Susannah.  And if, when I finally slip
away to meet him, he calls me
"daughter," it is only to open my heart:

I weep like a silly child.

I tell Pilate to have nothing to do
with this man's death, but see
how he listens to me?

It's bigger than any of us. All my husband's
good works, and it's this one crucifixion
he'll be remembered for.

In dreams most nights I see fields
of grain--the way we Romans plant--
the purple vetch among the weeds.

I don't know why, oh, I don't know why
I should feel this glad in the economy
of a Hebrew God.

Thursday, September 10, 2015

Elvis and Godiva

These are my names for them,
because he impersonated "The King" when
first he came to town.
She wends her way with flowing hair,
naked in her difference:
her body curls painfully into itself--
a question mark of a woman beside
an exclamation point of a man.
Winter and summer, I see them confirm,
step by step, the streets of town,
wade silently, slowly through our curiosity,
propel a shopping cart of clothes and plastic bags.

They ask nothing of me,
yet I am disturbed, un-homed
by their dereliction of the material,
by their undefined devotion to each other.

Pajama-panted prophet, tell us:
What is it, really, between two people?
Hand in his, are you lovers?
Or are you a premonition--
setting us a poignant itinerary
through the rubble of
stock market and real estate and
tumbling of the world we
once built of dreams?

Tuesday, September 8, 2015

Your Door

My friend Barbara's house was cream with blue trim and PINK doors.  That's the kind of lady she was.

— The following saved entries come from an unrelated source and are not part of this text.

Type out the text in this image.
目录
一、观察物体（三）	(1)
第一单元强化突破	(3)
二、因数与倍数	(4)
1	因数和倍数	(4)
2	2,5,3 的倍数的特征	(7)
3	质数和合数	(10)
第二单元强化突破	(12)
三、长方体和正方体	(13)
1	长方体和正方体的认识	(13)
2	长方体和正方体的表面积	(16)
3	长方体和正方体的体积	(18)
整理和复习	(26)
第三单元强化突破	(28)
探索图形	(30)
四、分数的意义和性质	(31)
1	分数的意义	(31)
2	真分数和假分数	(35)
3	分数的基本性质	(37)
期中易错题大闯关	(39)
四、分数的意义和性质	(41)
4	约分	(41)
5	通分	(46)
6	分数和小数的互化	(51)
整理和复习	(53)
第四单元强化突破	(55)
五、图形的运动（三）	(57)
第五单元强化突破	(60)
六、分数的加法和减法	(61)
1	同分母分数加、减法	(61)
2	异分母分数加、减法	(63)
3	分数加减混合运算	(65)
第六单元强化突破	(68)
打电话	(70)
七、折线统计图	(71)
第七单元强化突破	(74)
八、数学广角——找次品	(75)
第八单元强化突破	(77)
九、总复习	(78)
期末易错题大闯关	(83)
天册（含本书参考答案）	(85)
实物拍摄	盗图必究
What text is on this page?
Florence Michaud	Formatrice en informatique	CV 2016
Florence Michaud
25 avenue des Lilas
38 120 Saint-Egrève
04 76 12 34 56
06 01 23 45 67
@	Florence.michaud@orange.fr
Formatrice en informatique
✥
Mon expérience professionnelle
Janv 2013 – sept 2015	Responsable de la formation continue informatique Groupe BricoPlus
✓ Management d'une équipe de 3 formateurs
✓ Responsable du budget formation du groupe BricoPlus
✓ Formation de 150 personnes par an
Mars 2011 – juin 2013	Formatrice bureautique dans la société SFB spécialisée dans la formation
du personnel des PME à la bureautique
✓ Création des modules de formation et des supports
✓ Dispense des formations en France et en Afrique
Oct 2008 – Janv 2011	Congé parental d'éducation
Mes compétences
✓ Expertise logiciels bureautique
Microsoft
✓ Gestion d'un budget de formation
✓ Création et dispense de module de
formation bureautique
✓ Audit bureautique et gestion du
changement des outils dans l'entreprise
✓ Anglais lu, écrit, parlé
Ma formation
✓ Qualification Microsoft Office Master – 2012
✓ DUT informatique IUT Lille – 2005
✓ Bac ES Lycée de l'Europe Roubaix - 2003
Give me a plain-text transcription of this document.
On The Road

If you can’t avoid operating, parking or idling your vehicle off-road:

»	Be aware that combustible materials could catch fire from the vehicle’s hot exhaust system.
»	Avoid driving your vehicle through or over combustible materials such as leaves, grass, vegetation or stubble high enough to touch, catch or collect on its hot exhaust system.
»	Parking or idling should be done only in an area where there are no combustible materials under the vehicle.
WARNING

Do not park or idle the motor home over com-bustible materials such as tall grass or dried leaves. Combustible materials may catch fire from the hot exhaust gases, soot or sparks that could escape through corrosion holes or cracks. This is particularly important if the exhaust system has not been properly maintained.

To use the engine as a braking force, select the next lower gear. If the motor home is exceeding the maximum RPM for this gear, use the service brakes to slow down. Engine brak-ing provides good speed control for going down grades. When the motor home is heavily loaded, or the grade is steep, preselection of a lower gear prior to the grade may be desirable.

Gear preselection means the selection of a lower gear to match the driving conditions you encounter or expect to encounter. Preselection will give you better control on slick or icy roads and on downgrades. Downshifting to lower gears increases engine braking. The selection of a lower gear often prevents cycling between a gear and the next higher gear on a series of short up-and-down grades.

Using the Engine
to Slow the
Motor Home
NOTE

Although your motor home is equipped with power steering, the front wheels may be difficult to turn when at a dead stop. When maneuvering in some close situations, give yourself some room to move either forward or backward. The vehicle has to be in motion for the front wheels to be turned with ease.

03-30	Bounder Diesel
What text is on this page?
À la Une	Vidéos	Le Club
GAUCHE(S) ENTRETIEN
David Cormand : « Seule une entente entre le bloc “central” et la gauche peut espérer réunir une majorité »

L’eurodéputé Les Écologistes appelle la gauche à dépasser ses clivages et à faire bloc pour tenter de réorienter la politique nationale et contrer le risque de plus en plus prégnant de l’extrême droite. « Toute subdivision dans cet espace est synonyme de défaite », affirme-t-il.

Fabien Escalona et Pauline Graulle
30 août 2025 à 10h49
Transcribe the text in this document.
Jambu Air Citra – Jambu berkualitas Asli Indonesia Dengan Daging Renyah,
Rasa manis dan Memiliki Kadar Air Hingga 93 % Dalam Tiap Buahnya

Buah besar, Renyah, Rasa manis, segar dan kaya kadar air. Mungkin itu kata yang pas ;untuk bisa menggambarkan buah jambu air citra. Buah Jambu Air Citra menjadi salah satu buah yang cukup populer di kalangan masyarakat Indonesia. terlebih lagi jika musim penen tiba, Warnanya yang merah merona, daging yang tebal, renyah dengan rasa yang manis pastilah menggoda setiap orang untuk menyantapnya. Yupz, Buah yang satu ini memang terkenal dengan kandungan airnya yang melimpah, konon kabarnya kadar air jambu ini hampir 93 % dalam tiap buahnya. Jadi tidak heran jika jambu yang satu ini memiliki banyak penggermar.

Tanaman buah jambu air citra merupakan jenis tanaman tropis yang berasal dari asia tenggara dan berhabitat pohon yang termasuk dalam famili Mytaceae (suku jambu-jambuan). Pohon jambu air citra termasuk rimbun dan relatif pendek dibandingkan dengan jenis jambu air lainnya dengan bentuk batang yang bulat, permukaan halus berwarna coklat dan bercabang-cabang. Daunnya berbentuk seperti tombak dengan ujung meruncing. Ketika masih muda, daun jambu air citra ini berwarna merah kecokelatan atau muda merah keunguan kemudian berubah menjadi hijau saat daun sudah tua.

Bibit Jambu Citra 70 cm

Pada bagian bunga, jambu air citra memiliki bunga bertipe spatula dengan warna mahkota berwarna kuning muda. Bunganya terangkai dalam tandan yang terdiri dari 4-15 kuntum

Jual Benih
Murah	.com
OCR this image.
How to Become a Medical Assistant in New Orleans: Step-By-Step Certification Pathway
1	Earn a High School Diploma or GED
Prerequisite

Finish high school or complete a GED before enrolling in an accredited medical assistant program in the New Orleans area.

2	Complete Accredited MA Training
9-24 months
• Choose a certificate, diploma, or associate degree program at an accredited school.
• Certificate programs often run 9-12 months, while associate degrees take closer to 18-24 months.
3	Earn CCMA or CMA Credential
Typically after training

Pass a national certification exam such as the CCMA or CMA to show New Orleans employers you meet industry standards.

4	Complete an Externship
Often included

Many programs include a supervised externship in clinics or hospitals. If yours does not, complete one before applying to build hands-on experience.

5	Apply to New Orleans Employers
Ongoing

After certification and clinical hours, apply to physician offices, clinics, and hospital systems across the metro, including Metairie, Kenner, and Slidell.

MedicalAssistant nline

I am walking down the street 
between your house
and mine towards the bay.
I am trying to comprehend
the idea--as if 
anyone could--
that suddenly your address
has changed to 
Nowhere on Earth.  I notice
the sky.  After the storm, it is
blue and yellow and yes,
undeniably pink--
pink, pink all over, as if
the heavens have 
painted your new door
just for you,
and it's as big
as your benevolent and entirely
unconventional heart.

Tuesday, September 1, 2015

Island in Spring

Sun's up early.
Slat-backed chairs lean away from the bay
and wait for straw-hatted visitors
to hunker with books the way
gulls ensconce on rocks by the shore.
Upstairs in the inn
a teenage housekeeper is already at it--
briskly strips beds, vacuums floors,
snickers to her boyfriend on her cell.

Winter gripped this island hard.
In retaliation flowers uprise.
Starry clematis rocket ramparts,
and apple blossoms mass on wind-twisted limbs.
Lupines and buttercups grasp, splash violet and lemon
over steel gray rock and marsh meadow.
Wherever lilacs do not bloom, natives plant.
The morning ferry carried flats of purple petunias.

Later, fog erases the bay.
A suggestion of a house inhabits a yard
like a ghost with pockets full of stark memories.